We can do more than that, and we actually do more than that every time we comment on the realities of religious practice; every time we describe the horrors committed in god’s name or link any poor judgement to the vagaries of religious thought. This sort of talk doesn’t always rise far above the level of gossip (or even outright idiocy), but it does point us in the right direction. At least part of the rationale for rejecting belief in God is a sense that talk about him is unlikely to produce a claim worth affirming, at least not in its most literal sense. (Some of us may find Martin Luther King Jr.’s words inspiring or even turn the radio up for a religious tune or two, but there is always some sense in which we are not quite down with the whole message.) And herein lies the moment when even a ‘weak atheist’ goes a little beyond the confrontation with any one case for God; he is pronouncing a verdict on a vast range of discourse about gods, and he is telling us that all of it (in his estimation) fails to produce a compelling case for belief in that God. In some instances the God is too vague, in others She is a contradiction, and when a clear and coherent concept does make an appearance it just doesn’t have the ring of truth to it. This is a judgement that goes beyond the test of one particular god belief, and weak atheists make these sorts of judgements on a pretty regular basis.

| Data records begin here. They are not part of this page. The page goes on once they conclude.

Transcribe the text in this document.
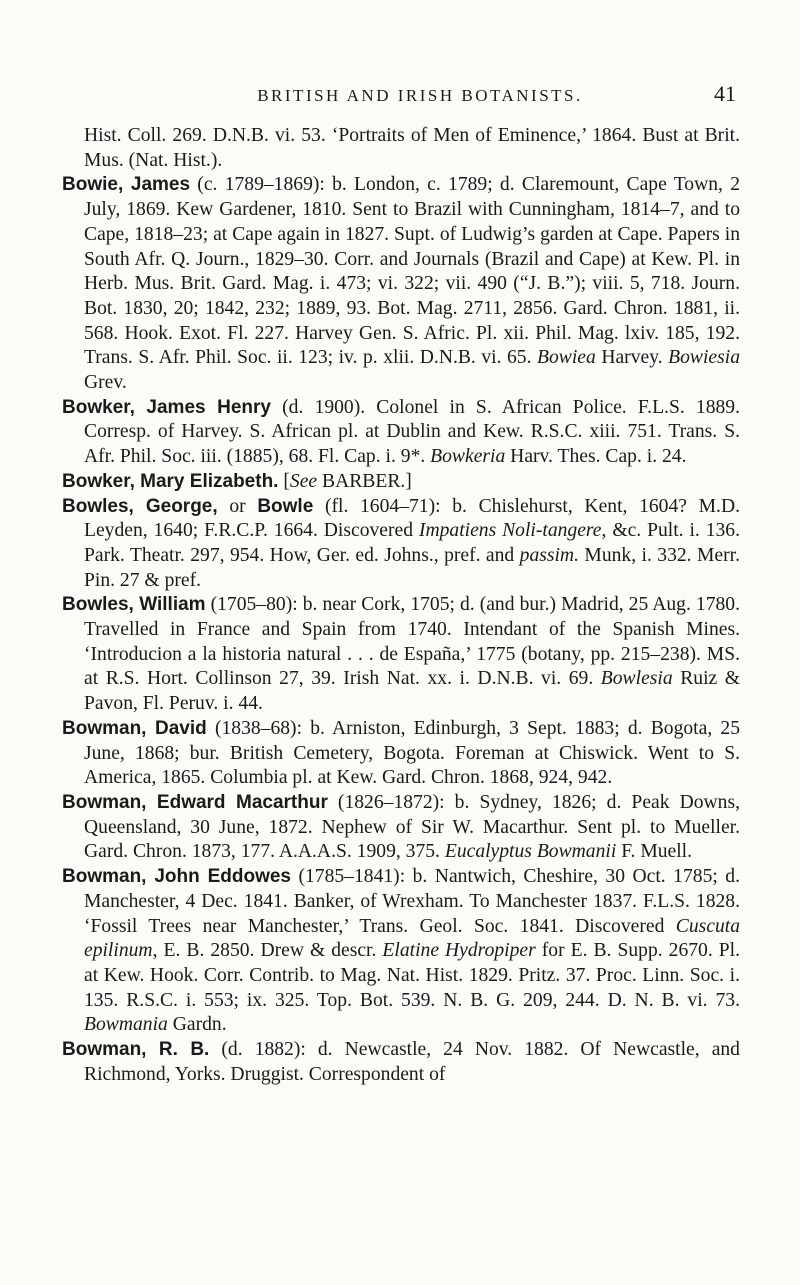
BRITISH AND IRISH BOTANISTS.	41

Hist. Coll. 269. D.N.B. vi. 53. ‘Portraits of Men of Eminence,’ 1864. Bust at Brit. Mus. (Nat. Hist.).

Bowie, James (c. 1789–1869): b. London, c. 1789; d. Claremount, Cape Town, 2 July, 1869. Kew Gardener, 1810. Sent to Brazil with Cunningham, 1814–7, and to Cape, 1818–23; at Cape again in 1827. Supt. of Ludwig’s garden at Cape. Papers in South Afr. Q. Journ., 1829–30. Corr. and Journals (Brazil and Cape) at Kew. Pl. in Herb. Mus. Brit. Gard. Mag. i. 473; vi. 322; vii. 490 (“J. B.”); viii. 5, 718. Journ. Bot. 1830, 20; 1842, 232; 1889, 93. Bot. Mag. 2711, 2856. Gard. Chron. 1881, ii. 568. Hook. Exot. Fl. 227. Harvey Gen. S. Afric. Pl. xii. Phil. Mag. lxiv. 185, 192. Trans. S. Afr. Phil. Soc. ii. 123; iv. p. xlii. D.N.B. vi. 65. Bowiea Harvey. Bowiesia Grev.

Bowker, James Henry (d. 1900). Colonel in S. African Police. F.L.S. 1889. Corresp. of Harvey. S. African pl. at Dublin and Kew. R.S.C. xiii. 751. Trans. S. Afr. Phil. Soc. iii. (1885), 68. Fl. Cap. i. 9*. Bowkeria Harv. Thes. Cap. i. 24.

Bowker, Mary Elizabeth. [See BARBER.]

Bowles, George, or Bowle (fl. 1604–71): b. Chislehurst, Kent, 1604? M.D. Leyden, 1640; F.R.C.P. 1664. Discovered Impatiens Noli-tangere, &c. Pult. i. 136. Park. Theatr. 297, 954. How, Ger. ed. Johns., pref. and passim. Munk, i. 332. Merr. Pin. 27 & pref.

Bowles, William (1705–80): b. near Cork, 1705; d. (and bur.) Madrid, 25 Aug. 1780. Travelled in France and Spain from 1740. Intendant of the Spanish Mines. ‘Introducion a la historia natural . . . de España,’ 1775 (botany, pp. 215–238). MS. at R.S. Hort. Collinson 27, 39. Irish Nat. xx. i. D.N.B. vi. 69. Bowlesia Ruiz & Pavon, Fl. Peruv. i. 44.

Bowman, David (1838–68): b. Arniston, Edinburgh, 3 Sept. 1883; d. Bogota, 25 June, 1868; bur. British Cemetery, Bogota. Foreman at Chiswick. Went to S. America, 1865. Columbia pl. at Kew. Gard. Chron. 1868, 924, 942.

Bowman, Edward Macarthur (1826–1872): b. Sydney, 1826; d. Peak Downs, Queensland, 30 June, 1872. Nephew of Sir W. Macarthur. Sent pl. to Mueller. Gard. Chron. 1873, 177. A.A.A.S. 1909, 375. Eucalyptus Bowmanii F. Muell.

Bowman, John Eddowes (1785–1841): b. Nantwich, Cheshire, 30 Oct. 1785; d. Manchester, 4 Dec. 1841. Banker, of Wrexham. To Manchester 1837. F.L.S. 1828. ‘Fossil Trees near Manchester,’ Trans. Geol. Soc. 1841. Discovered Cuscuta epilinum, E. B. 2850. Drew & descr. Elatine Hydropiper for E. B. Supp. 2670. Pl. at Kew. Hook. Corr. Contrib. to Mag. Nat. Hist. 1829. Pritz. 37. Proc. Linn. Soc. i. 135. R.S.C. i. 553; ix. 325. Top. Bot. 539. N. B. G. 209, 244. D. N. B. vi. 73. Bowmania Gardn.

Bowman, R. B. (d. 1882): d. Newcastle, 24 Nov. 1882. Of Newcastle, and Richmond, Yorks. Druggist. Correspondent of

So, it isn’t really that we have two types of atheists here so much as two (or more) different ways of setting up a discussion with theists over the subject. One typically uses the deductive models of metaphysical reasoning to test one God at a time (preferably that of the particular believer we happen to be talking to). The other typically uses probabalistic reasoning to comment on a range of social practices associated with religious beliefs and claims. In effect, the second approach deals not with God herself so much as the language in which she is typically presented, and it deals with that subject in terms of summary judgements. There is nothing inherently wrong with this approach, but it’s a bit less rhetorically satisfying, especially when squaring off over the subject with someone who insists that some version of God is real after all.
Most of us are uncomfortable with generalizations, and I think even atheists are oddly attached to the sense of absolute truth that one expects from metaphysical discussion. When we approach the topic that way, we can often say ‘no’ with something approaching certainty. Theoretically those are the stakes, the theist too could win one for the Gipper, …or Jesus, I suppose. If these are the stakes, then yes, I think I am still inclined to opt for the weak atheist position. But I do think it is reasonable to expect some accounting for the rejection that goes beyond the god of one particular conversation; that account will of necessity turn into a form of social commentary.
About the hyponym? Turns out he’s kinda hyper.